De repente, una voz surgió en mi cabeza, como si de un pensamiento mío se tratase.

«Vaya rollazo de clase, yo no sé para qué quiero aprender esto»

—Ya ves, no es como si para ir a comprar necesites saber cuál es el complemento directo de una frase —dije distraídamente, mientras copiaba la frase en la libreta para luego analizarla.

—¿Qué has dicho? —preguntó Jane, soltando el bolígrafo que hace un momento tenía en la mano.

—Contestar a lo que acabas de decir —respondí, poniendo los ojos en blanco—. ¿Qué?

—No he dicho nada—dijo Jane, mirándome con una expresión extraña en el rostro mientras recogía el bolígrafo de la mesa y se disponía a seguir escribiendo.

—¿Qué?—pregunté, pero entonces sonó el timbre, indicando que la clase había finalizado, dando comienzo al recreo.

—Reúnete conmigo en diez minutos donde siempre, tengo que hacer una cosa antes—habló Jane misteriosamente, mientras recogía sus cosas y se iba corriendo sin decir una palabra más.

—¿Qué...? ¡Jane! —la llamé, pero mi amiga ya se había ido.




Ya habían pasado unos quince minutos de la hora que me había dicho Jane de reunirme con ella y esta aún no aparecía, por lo que saqué de mi mochila mi teléfono, auriculares y bloc de dibujo, y me puse a dibujar con la música de Tchaikovsky de fondo.

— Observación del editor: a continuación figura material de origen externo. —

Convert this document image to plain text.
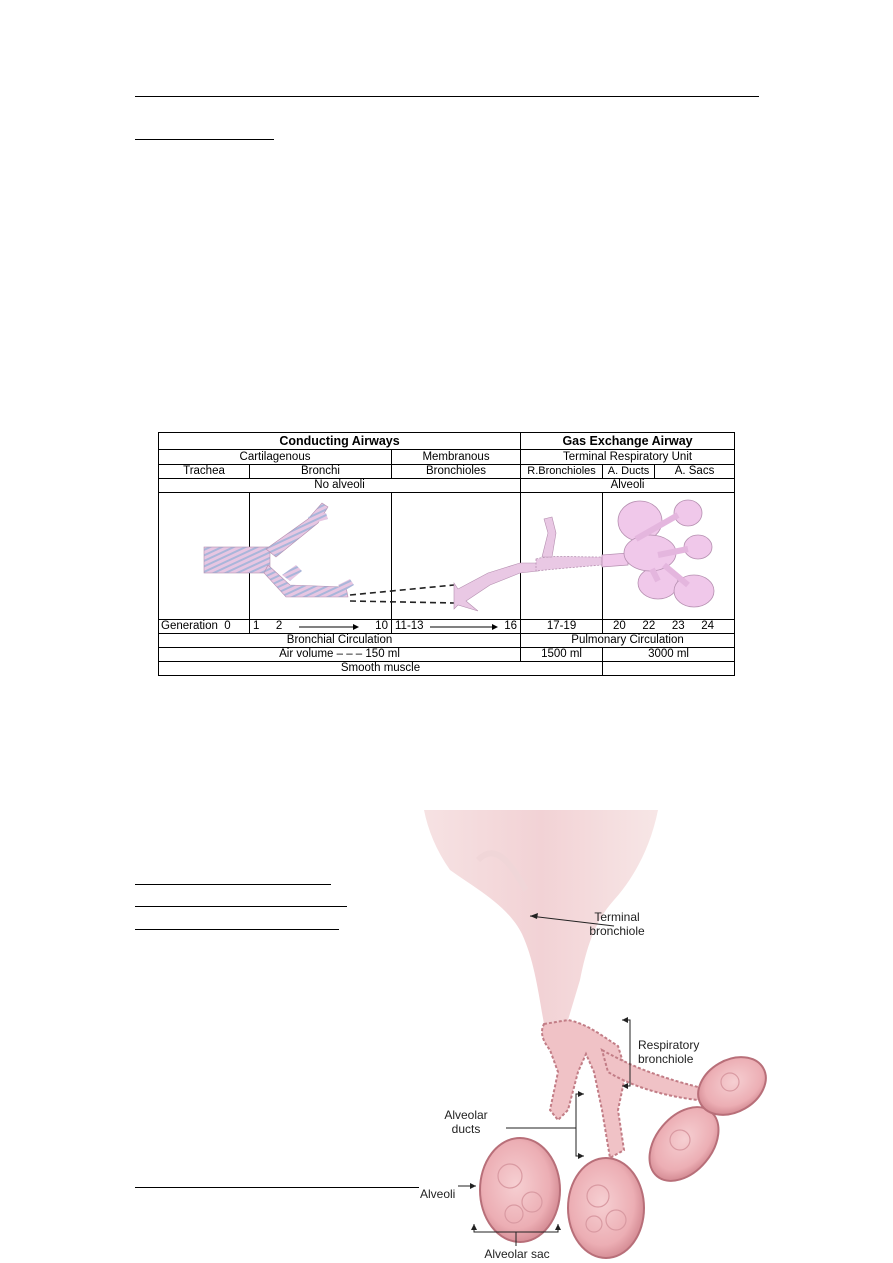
Conducting Airways			Gas Exchange Airway		
Cartilagenous		Membranous	Terminal Respiratory Unit		
Trachea	Bronchi	Bronchioles	R.Bronchioles	A. Ducts	A. Sacs
No alveoli			Alveoli		

Generation 0	1 2 10	11-13 16	17-19	20 22 23 24	

Bronchial Circulation			Pulmonary Circulation		
Air volume – – – 150 ml			1500 ml	3000 ml	
Smooth muscle					
Terminal
bronchiole
Respiratory
bronchiole
Alveolar
ducts
Alveoli
Alveolar sac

Siempre había amado la música clásica. A mucha gente le parecerá extraño que a una adolescente le interese, ya que hoy en día ese tipo de música se asocia con personas adultas, pero a mí me encantaba. Me relajaba. Desde que mi madre me puso, cuando tenía seis años de edad, el ballet del lago de los cisnes, me enamoré de la música clásica e instrumental. Sobre todo la de Tchaikovsky, aunque también me gustaba la música más contemporánea como Ludovico Einaudi, un pianista y compositor italiano.